Maintenant que Rodolphe en a fini avec les quêtes annexes, il peut aller affronter le Père Fouettard et sauver le monde. (Avouez, maintenant vous avez envie de savoir comment. Et croyez-moi, on n’est pas dans un manga alors ce n’est pas le pouvoir de l’amitié…)

Comme j’ai tendance à faire des brouillons pleins de quêtes annexes (plus on dope avec de l’action, mieux c’est, se dit-on. Non, croyez-moi, non ça ne marche pas comme ça…), identifier celles qui sont déterminantes, c’est bien pour supprimer les péripéties inutiles au profit d’autres éléments nécessaires.

4. Psychologie des personnages

Maintenant qu’il ne reste dans le Récit que l’essentiel, il faut s’assurer que chaque personnage constitue une entité cohérente et original.
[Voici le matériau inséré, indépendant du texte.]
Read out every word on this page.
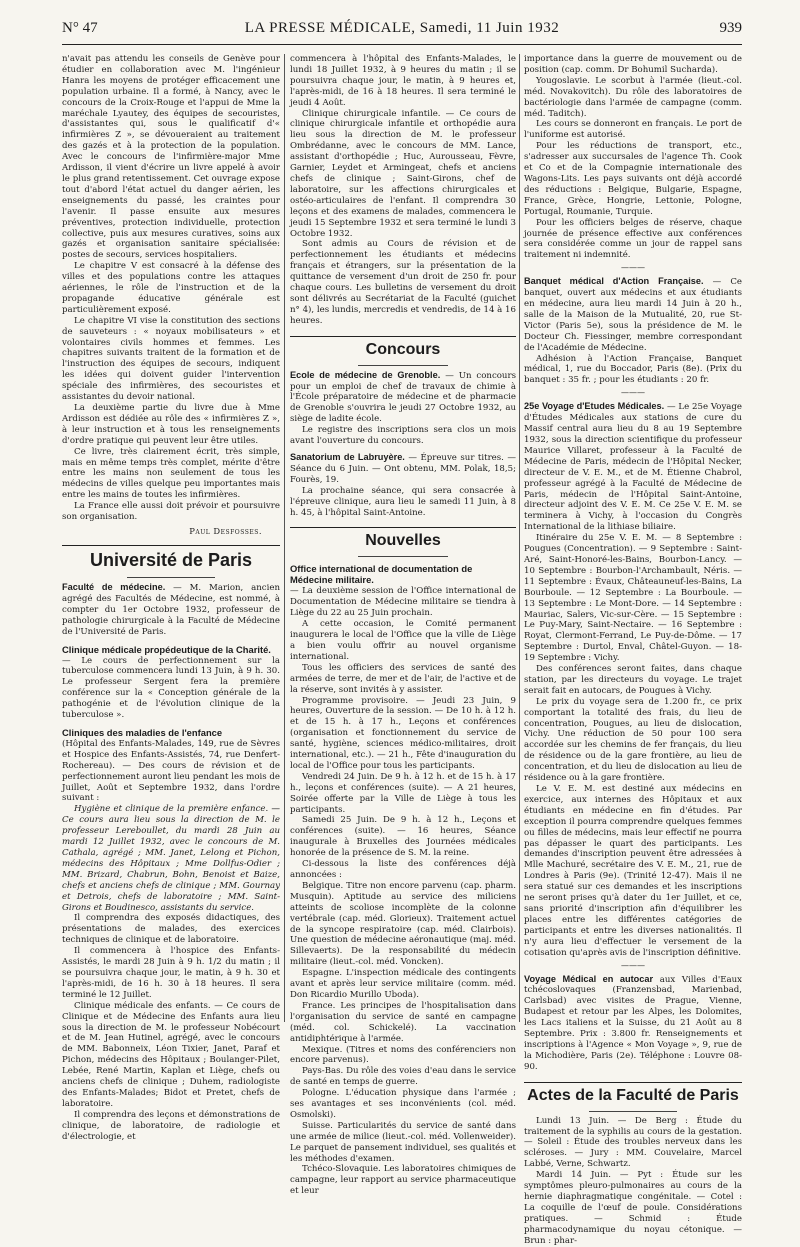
N° 47	LA PRESSE MÉDICALE, Samedi, 11 Juin 1932	939

n'avait pas attendu les conseils de Genève pour étudier en collaboration avec M. l'ingénieur Hanra les moyens de protéger efficacement une population urbaine. Il a formé, à Nancy, avec le concours de la Croix-Rouge et l'appui de Mme la maréchale Lyautey, des équipes de secouristes, d'assistantes qui, sous le qualificatif d'« infirmières Z », se dévoueraient au traitement des gazés et à la protection de la population. Avec le concours de l'infirmière-major Mme Ardisson, il vient d'écrire un livre appelé à avoir le plus grand retentissement. Cet ouvrage expose tout d'abord l'état actuel du danger aérien, les enseignements du passé, les craintes pour l'avenir. Il passe ensuite aux mesures préventives, protection individuelle, protection collective, puis aux mesures curatives, soins aux gazés et organisation sanitaire spécialisée: postes de secours, services hospitaliers.

Le chapitre V est consacré à la défense des villes et des populations contre les attaques aériennes, le rôle de l'instruction et de la propagande éducative générale est particulièrement exposé.

Le chapitre VI vise la constitution des sections de sauveteurs : « noyaux mobilisateurs » et volontaires civils hommes et femmes. Les chapitres suivants traitent de la formation et de l'instruction des équipes de secours, indiquent les idées qui doivent guider l'intervention spéciale des infirmières, des secouristes et assistantes du devoir national.

La deuxième partie du livre due à Mme Ardisson est dédiée au rôle des « infirmières Z », à leur instruction et à tous les renseignements d'ordre pratique qui peuvent leur être utiles.

Ce livre, très clairement écrit, très simple, mais en même temps très complet, mérite d'être entre les mains non seulement de tous les médecins de villes quelque peu importantes mais entre les mains de toutes les infirmières.

La France elle aussi doit prévoir et poursuivre son organisation.

Paul Desfosses.
Université de Paris

Faculté de médecine. — M. Marion, ancien agrégé des Facultés de Médecine, est nommé, à compter du 1er Octobre 1932, professeur de pathologie chirurgicale à la Faculté de Médecine de l'Université de Paris.

Clinique médicale propédeutique de la Charité.

— Le cours de perfectionnement sur la tuberculose commencera lundi 13 Juin, à 9 h. 30. Le professeur Sergent fera la première conférence sur la « Conception générale de la pathogénie et de l'évolution clinique de la tuberculose ».

Cliniques des maladies de l'enfance

(Hôpital des Enfants-Malades, 149, rue de Sèvres et Hospice des Enfants-Assistés, 74, rue Denfert-Rochereau). — Des cours de révision et de perfectionnement auront lieu pendant les mois de Juillet, Août et Septembre 1932, dans l'ordre suivant :

Hygiène et clinique de la première enfance. — Ce cours aura lieu sous la direction de M. le professeur Lereboullet, du mardi 28 Juin au mardi 12 Juillet 1932, avec le concours de M. Cathala, agrégé ; MM. Janet, Lelong et Pichon, médecins des Hôpitaux ; Mme Dollfus-Odier ; MM. Brizard, Chabrun, Bohn, Benoist et Baize, chefs et anciens chefs de clinique ; MM. Gournay et Detrois, chefs de laboratoire ; MM. Saint-Girons et Boudinesco, assistants du service.

Il comprendra des exposés didactiques, des présentations de malades, des exercices techniques de clinique et de laboratoire.

Il commencera à l'hospice des Enfants-Assistés, le mardi 28 Juin à 9 h. 1/2 du matin ; il se poursuivra chaque jour, le matin, à 9 h. 30 et l'après-midi, de 16 h. 30 à 18 heures. Il sera terminé le 12 Juillet.

Clinique médicale des enfants. — Ce cours de Clinique et de Médecine des Enfants aura lieu sous la direction de M. le professeur Nobécourt et de M. Jean Hutinel, agrégé, avec le concours de MM. Babonneix, Léon Tixier, Janet, Paraf et Pichon, médecins des Hôpitaux ; Boulanger-Pilet, Lebée, René Martin, Kaplan et Liège, chefs ou anciens chefs de clinique ; Duhem, radiologiste des Enfants-Malades; Bidot et Pretet, chefs de laboratoire.

Il comprendra des leçons et démonstrations de clinique, de laboratoire, de radiologie et d'électrologie, et

commencera à l'hôpital des Enfants-Malades, le lundi 18 Juillet 1932, à 9 heures du matin ; il se poursuivra chaque jour, le matin, à 9 heures et, l'après-midi, de 16 à 18 heures. Il sera terminé le jeudi 4 Août.

Clinique chirurgicale infantile. — Ce cours de clinique chirurgicale infantile et orthopédie aura lieu sous la direction de M. le professeur Ombrédanne, avec le concours de MM. Lance, assistant d'orthopédie ; Huc, Aurousseau, Fèvre, Garnier, Leydet et Armingeat, chefs et anciens chefs de clinique ; Saint-Girons, chef de laboratoire, sur les affections chirurgicales et ostéo-articulaires de l'enfant. Il comprendra 30 leçons et des examens de malades, commencera le jeudi 15 Septembre 1932 et sera terminé le lundi 3 Octobre 1932.

Sont admis au Cours de révision et de perfectionnement les étudiants et médecins français et étrangers, sur la présentation de la quittance de versement d'un droit de 250 fr. pour chaque cours. Les bulletins de versement du droit sont délivrés au Secrétariat de la Faculté (guichet n° 4), les lundis, mercredis et vendredis, de 14 à 16 heures.

Concours

Ecole de médecine de Grenoble. — Un concours pour un emploi de chef de travaux de chimie à l'École préparatoire de médecine et de pharmacie de Grenoble s'ouvrira le jeudi 27 Octobre 1932, au siège de ladite école.

Le registre des inscriptions sera clos un mois avant l'ouverture du concours.

Sanatorium de Labruyère. — Épreuve sur titres. — Séance du 6 Juin. — Ont obtenu, MM. Polak, 18,5; Fourès, 19.

La prochaine séance, qui sera consacrée à l'épreuve clinique, aura lieu le samedi 11 Juin, à 8 h. 45, à l'hôpital Saint-Antoine.

Nouvelles
Office international de documentation de Médecine militaire.

— La deuxième session de l'Office international de Documentation de Médecine militaire se tiendra à Liège du 22 au 25 Juin prochain.

A cette occasion, le Comité permanent inaugurera le local de l'Office que la ville de Liège a bien voulu offrir au nouvel organisme international.

Tous les officiers des services de santé des armées de terre, de mer et de l'air, de l'active et de la réserve, sont invités à y assister.

Programme provisoire. — Jeudi 23 Juin, 9 heures, Ouverture de la session. — De 10 h. à 12 h. et de 15 h. à 17 h., Leçons et conférences (organisation et fonctionnement du service de santé, hygiène, sciences médico-militaires, droit international, etc.). — 21 h., Fête d'inauguration du local de l'Office pour tous les participants.

Vendredi 24 Juin. De 9 h. à 12 h. et de 15 h. à 17 h., leçons et conférences (suite). — A 21 heures, Soirée offerte par la Ville de Liège à tous les participants.

Samedi 25 Juin. De 9 h. à 12 h., Leçons et conférences (suite). — 16 heures, Séance inaugurale à Bruxelles des Journées médicales honorée de la présence de S. M. la reine.

Ci-dessous la liste des conférences déjà annoncées :

Belgique. Titre non encore parvenu (cap. pharm. Musquin). Aptitude au service des miliciens atteints de scoliose incomplète de la colonne vertébrale (cap. méd. Glorieux). Traitement actuel de la syncope respiratoire (cap. méd. Clairbois). Une question de médecine aéronautique (maj. méd. Sillevaerts). De la responsabilité du médecin militaire (lieut.-col. méd. Voncken).

Espagne. L'inspection médicale des contingents avant et après leur service militaire (comm. méd. Don Ricardio Murillo Uboda).

France. Les principes de l'hospitalisation dans l'organisation du service de santé en campagne (méd. col. Schickelé). La vaccination antidiphtérique à l'armée.

Mexique. (Titres et noms des conférenciers non encore parvenus).

Pays-Bas. Du rôle des voies d'eau dans le service de santé en temps de guerre.

Pologne. L'éducation physique dans l'armée ; ses avantages et ses inconvénients (col. méd. Osmolski).

Suisse. Particularités du service de santé dans une armée de milice (lieut.-col. méd. Vollenweider). Le parquet de pansement individuel, ses qualités et les méthodes d'examen.

Tchéco-Slovaquie. Les laboratoires chimiques de campagne, leur rapport au service pharmaceutique et leur

importance dans la guerre de mouvement ou de position (cap. comm. Dr Bohumil Sucharda).

Yougoslavie. Le scorbut à l'armée (lieut.-col. méd. Novakovitch). Du rôle des laboratoires de bactériologie dans l'armée de campagne (comm. méd. Taditch).

Les cours se donneront en français. Le port de l'uniforme est autorisé.

Pour les réductions de transport, etc., s'adresser aux succursales de l'agence Th. Cook et Co et de la Compagnie internationale des Wagons-Lits. Les pays suivants ont déjà accordé des réductions : Belgique, Bulgarie, Espagne, France, Grèce, Hongrie, Lettonie, Pologne, Portugal, Roumanie, Turquie.

Pour les officiers belges de réserve, chaque journée de présence effective aux conférences sera considérée comme un jour de rappel sans traitement ni indemnité.

———

Banquet médical d'Action Française. — Ce banquet, ouvert aux médecins et aux étudiants en médecine, aura lieu mardi 14 Juin à 20 h., salle de la Maison de la Mutualité, 20, rue St-Victor (Paris 5e), sous la présidence de M. le Docteur Ch. Fiessinger, membre correspondant de l'Académie de Médecine.

Adhésion à l'Action Française, Banquet médical, 1, rue du Boccador, Paris (8e). (Prix du banquet : 35 fr. ; pour les étudiants : 20 fr.

———

25e Voyage d'Etudes Médicales. — Le 25e Voyage d'Études Médicales aux stations de cure du Massif central aura lieu du 8 au 19 Septembre 1932, sous la direction scientifique du professeur Maurice Villaret, professeur à la Faculté de Médecine de Paris, médecin de l'Hôpital Necker, directeur de V. E. M., et de M. Étienne Chabrol, professeur agrégé à la Faculté de Médecine de Paris, médecin de l'Hôpital Saint-Antoine, directeur adjoint des V. E. M. Ce 25e V. E. M. se terminera à Vichy, à l'occasion du Congrès International de la lithiase biliaire.

Itinéraire du 25e V. E. M. — 8 Septembre : Pougues (Concentration). — 9 Septembre : Saint-Aré, Saint-Honoré-les-Bains, Bourbon-Lancy. — 10 Septembre : Bourbon-l'Archambault, Néris. — 11 Septembre : Évaux, Châteauneuf-les-Bains, La Bourboule. — 12 Septembre : La Bourboule. — 13 Septembre : Le Mont-Dore. — 14 Septembre : Mauriac, Salers, Vic-sur-Cère. — 15 Septembre : Le Puy-Mary, Saint-Nectaire. — 16 Septembre : Royat, Clermont-Ferrand, Le Puy-de-Dôme. — 17 Septembre : Durtol, Enval, Châtel-Guyon. — 18-19 Septembre : Vichy.

Des conférences seront faites, dans chaque station, par les directeurs du voyage. Le trajet serait fait en autocars, de Pougues à Vichy.

Le prix du voyage sera de 1.200 fr., ce prix comportant la totalité des frais, du lieu de concentration, Pougues, au lieu de dislocation, Vichy. Une réduction de 50 pour 100 sera accordée sur les chemins de fer français, du lieu de résidence ou de la gare frontière, au lieu de concentration, et du lieu de dislocation au lieu de résidence ou à la gare frontière.

Le V. E. M. est destiné aux médecins en exercice, aux internes des Hôpitaux et aux étudiants en médecine en fin d'études. Par exception il pourra comprendre quelques femmes ou filles de médecins, mais leur effectif ne pourra pas dépasser le quart des participants. Les demandes d'inscription peuvent être adressées à Mlle Machuré, secrétaire des V. E. M., 21, rue de Londres à Paris (9e). (Trinité 12-47). Mais il ne sera statué sur ces demandes et les inscriptions ne seront prises qu'à dater du 1er Juillet, et ce, sans priorité d'inscription afin d'équilibrer les places entre les différentes catégories de participants et entre les diverses nationalités. Il n'y aura lieu d'effectuer le versement de la cotisation qu'après avis de l'inscription définitive.

———

Voyage Médical en autocar aux Villes d'Eaux tchécoslovaques (Franzensbad, Marienbad, Carlsbad) avec visites de Prague, Vienne, Budapest et retour par les Alpes, les Dolomites, les Lacs italiens et la Suisse, du 21 Août au 8 Septembre. Prix : 3.800 fr. Renseignements et inscriptions à l'Agence « Mon Voyage », 9, rue de la Michodière, Paris (2e). Téléphone : Louvre 08-90.

Actes de la Faculté de Paris

Lundi 13 Juin. — De Berg : Étude du traitement de la syphilis au cours de la gestation. — Soleil : Étude des troubles nerveux dans les scléroses. — Jury : MM. Couvelaire, Marcel Labbé, Verne, Schwartz.

Mardi 14 Juin. — Pyt : Étude sur les symptômes pleuro-pulmonaires au cours de la hernie diaphragmatique congénitale. — Cotel : La coquille de l'œuf de poule. Considérations pratiques. — Schmid : Étude pharmacodynamique du noyau cétonique. — Brun : phar-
L’étape d’ajout ou de suppression de quête peut altérer la bonne compréhension du caractère des personnages, et croyez-moi, ils détestent être incompris. Attention, car ils détestent également avoir l’air trop linéaires ou constants… Ce sont des humains qui évoluent au rythme de leurs mésaventures ou péripéties.

5. Chara-Design

Échantillon d’une phase de recherches pour LTK.

Allez, ça y est, ils commencent à s’agiter sous les mots et à vivre, ces personnages ! Il est temps de leur donner un visage, une posture, une corpulence, un style vestimentaire.

A cette étape, je dessine beaucoup, mais je fais également beaucoup de recherches. Pour LTK, ce fut assez considérable car je me suis inspirée de légendes et de coutumes de peuples ancestraux, mais aussi d’usages vestimentaires ou artistiques plus récents.

6. Construction du Récit final et découpage en épisodes

C’est une partie coriace mais on ne peut y échapper. Il faut valider la rédaction finale et le découpage en épisodes, et je ne dirai jamais assez à quel point mon objectif est que les lecteurs aient toutes les clés en main pour décider s’ils veulent voir un épisode supplémentaire ou changer de récit. Et comme dans une série T.V., ça passe par un bon dosage du suspense et des informations données pour permettre au spectateur de s’attacher à un ou plusieurs personnages.

Et voilà ! Il ne reste désormais que le storyboard, la création des line, la colorisation, le développement et l’adaptation de l’interface. Encore beaucoup de choses ! Je garde donc tout ça pour un prochain article.

Quoiqu’il en soit, j’ai souhaité que par le biais de cet article, vous puissiez comprendre que l’écriture d’une histoire, ce n’est pas que de l’inspiration, ou du don, ou de la spontanéité. Certaines histoires mettent des années à s’écrire : on évolue, on mûrit, et les ambitions des personnages également.

La différence entre un récit écrit à la va-vite et une histoire qui a mis des années à se décanter, je vous la montrerai. J’ai mis 3 semaines à bâtir la maison de paille qu’est l’Écharpe, mais une dizaine d’années à construire LTK. Mon plus grand espoir est que vous ayez l’occasion de constater la différence.

Je vous dis donc à très bientôt au Café, où vous serez toujours les bienvenus. Parole d’auteur.